Unlike most previous optical computers, though, Harris’s new chip was not trying to replace a conventional CPU (central processing unit). It was designed to perform only specialized calculations for quantum computing, which exploits quantum states of subatomic particles to perform some computations faster than conventional computers. When Shen attended a talk by Harris on the new chip, he noticed the quantum calculations were identical to the matrix multiplications holding back deep learning. He realized deep learning might be the “killer app” that had eluded optical computing for decades. Inspired, the MIT team hooked up Harris’s photonic chip to a regular computer, allowing a deep-learning program to offload its matrix multiplications to the optical hardware.
When their computer needs a matrix multiplication—that is, a bunch of weighted sums of some numbers—it first converts the numbers into optical signals, with larger numbers represented as brighter beams. The optical chip then breaks down the full multiplication problem into many smaller multiplications, each handled by a single “cell” of the chip. To understand the operation of a cell, imagine two streams of water flowing into it (the input beams of light) and two streams flowing out. The cell acts like a lattice of sluices and pumps—splitting up the streams, speeding them up or slowing them down, and mixing them back together. By controlling the speed of the pumps, the cell can guide different amounts of water to each of the output streams.

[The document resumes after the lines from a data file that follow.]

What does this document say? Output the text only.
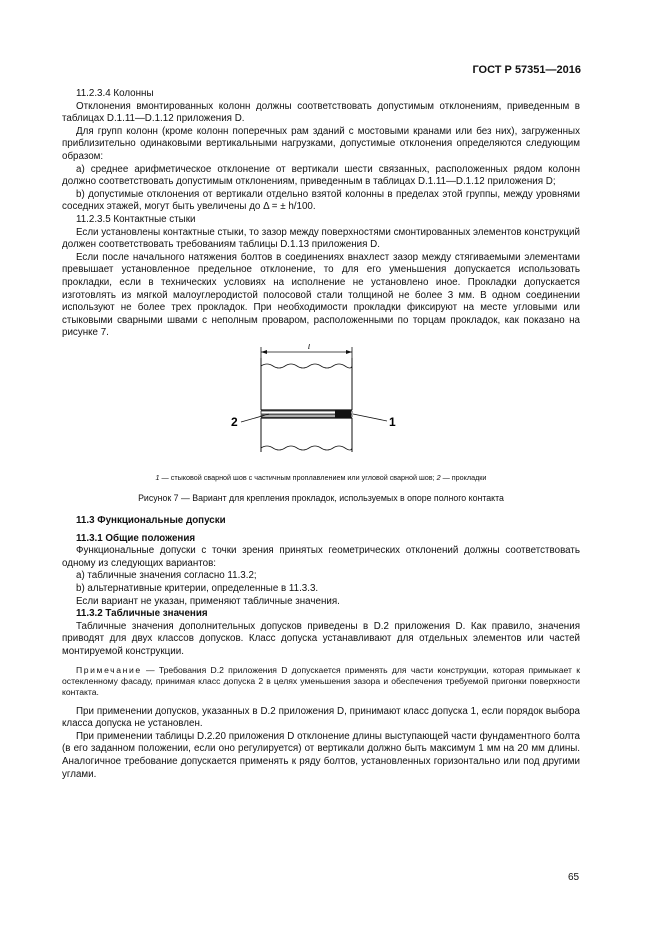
ГОСТ Р 57351—2016

11.2.3.4 Колонны

Отклонения вмонтированных колонн должны соответствовать допустимым отклонениям, приведенным в таблицах D.1.11—D.1.12 приложения D.

Для групп колонн (кроме колонн поперечных рам зданий с мостовыми кранами или без них), загруженных приблизительно одинаковыми вертикальными нагрузками, допустимые отклонения определяются следующим образом:

а) среднее арифметическое отклонение от вертикали шести связанных, расположенных рядом колонн должно соответствовать допустимым отклонениям, приведенным в таблицах D.1.11—D.1.12 приложения D;

b) допустимые отклонения от вертикали отдельно взятой колонны в пределах этой группы, между уровнями соседних этажей, могут быть увеличены до Δ = ± h/100.

11.2.3.5 Контактные стыки

Если установлены контактные стыки, то зазор между поверхностями смонтированных элементов конструкций должен соответствовать требованиям таблицы D.1.13 приложения D.

Если после начального натяжения болтов в соединениях внахлест зазор между стягиваемыми элементами превышает установленное предельное отклонение, то для его уменьшения допускается использовать прокладки, если в технических условиях на исполнение не установлено иное. Прокладки допускается изготовлять из мягкой малоуглеродистой полосовой стали толщиной не более 3 мм. В одном соединении используют не более трех прокладок. При необходимости прокладки фиксируют на месте угловыми или стыковыми сварными швами с неполным проваром, расположенными по торцам прокладок, как показано на рисунке 7.

l
2	1

1 — стыковой сварной шов с частичным проплавлением или угловой сварной шов; 2 — прокладки

Рисунок 7 — Вариант для крепления прокладок, используемых в опоре полного контакта

11.3 Функциональные допуски

11.3.1 Общие положения

Функциональные допуски с точки зрения принятых геометрических отклонений должны соответствовать одному из следующих вариантов:

а) табличные значения согласно 11.3.2;

b) альтернативные критерии, определенные в 11.3.3.

Если вариант не указан, применяют табличные значения.

11.3.2 Табличные значения

Табличные значения дополнительных допусков приведены в D.2 приложения D. Как правило, значения приводят для двух классов допусков. Класс допуска устанавливают для отдельных элементов или частей монтируемой конструкции.

Примечание — Требования D.2 приложения D допускается применять для части конструкции, которая примыкает к остекленному фасаду, принимая класс допуска 2 в целях уменьшения зазора и обеспечения требуемой пригонки поверхности контакта.

При применении допусков, указанных в D.2 приложения D, принимают класс допуска 1, если порядок выбора класса допуска не установлен.

При применении таблицы D.2.20 приложения D отклонение длины выступающей части фундаментного болта (в его заданном положении, если оно регулируется) от вертикали должно быть максимум 1 мм на 20 мм длины. Аналогичное требование допускается применять к ряду болтов, установленных горизонтально или под другими углами.

65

The optical equivalent of pumps are heated channels of silicon. When heated, Harris explains, “[silicon] atoms will spread out a bit, and this causes light to travel at a different speed,” leading the light waves to either boost or suppress each other much as sound waves do. (Suppression of the latter is how noise canceling headphones work.) The conventional computer sets the heaters so the amount of light streaming out each of the cell’s output channels is a weighted sum of the inputs, with the heaters determining the weights.
LET THERE BE LIGHT?
Shen and Harris tested their chip by training a simple neural network to identify different vowel sounds. The results were middling, but Shen attributes that to repurposing an imperfectly suited device. For example, the components for converting digital numbers to and from optical signals were rough proofs of concept, chosen only because they were easy to hook up to Harris’s quantum computing chip. A more polished version of their computer fabricated specifically for deep learning could provide the same accuracy as the best conventional chips while slashing the energy consumption by orders of magnitude and offering 100 times the speed, according to their Nature Photonics paper. That would enable even handheld devices to have AI capabilities built into them without outsourcing the heavy lifting to large servers, something that would otherwise be next to impossible.

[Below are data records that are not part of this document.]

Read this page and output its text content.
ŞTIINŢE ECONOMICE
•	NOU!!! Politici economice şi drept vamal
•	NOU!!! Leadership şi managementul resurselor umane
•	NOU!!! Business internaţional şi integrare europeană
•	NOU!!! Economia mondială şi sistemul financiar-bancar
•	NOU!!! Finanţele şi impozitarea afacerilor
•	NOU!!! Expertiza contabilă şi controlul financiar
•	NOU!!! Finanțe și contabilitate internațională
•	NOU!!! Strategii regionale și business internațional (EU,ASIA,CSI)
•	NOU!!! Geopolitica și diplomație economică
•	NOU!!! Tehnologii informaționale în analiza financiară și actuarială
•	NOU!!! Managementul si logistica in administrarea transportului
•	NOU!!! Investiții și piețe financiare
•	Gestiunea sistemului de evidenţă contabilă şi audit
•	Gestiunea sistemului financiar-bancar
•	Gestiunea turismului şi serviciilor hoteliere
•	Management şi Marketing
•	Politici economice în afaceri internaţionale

Of course, optical computing’s checkered history leaves plenty of room for skepticism. “We should not get too excited,” Ambs cautions. Shen and Harris’s team has not yet demonstrated a full system, and Ambs’s experience suggests it is sometimes “very difficult to improve the rudimentary system so dramatically.”
Still, even Ambs agrees the work is “great progress compared to the [optical] processors of the ‘90s.” Shen and Harris are optimistic as well. They are founding a start-up to commercialize their technology, and they’re confident a larger deep-learning chip would work. All the factors they blame for their current chip’s errors have known solutions, Harris argues, so “it’s just an engineering challenge of getting the right people and actually building the thing.”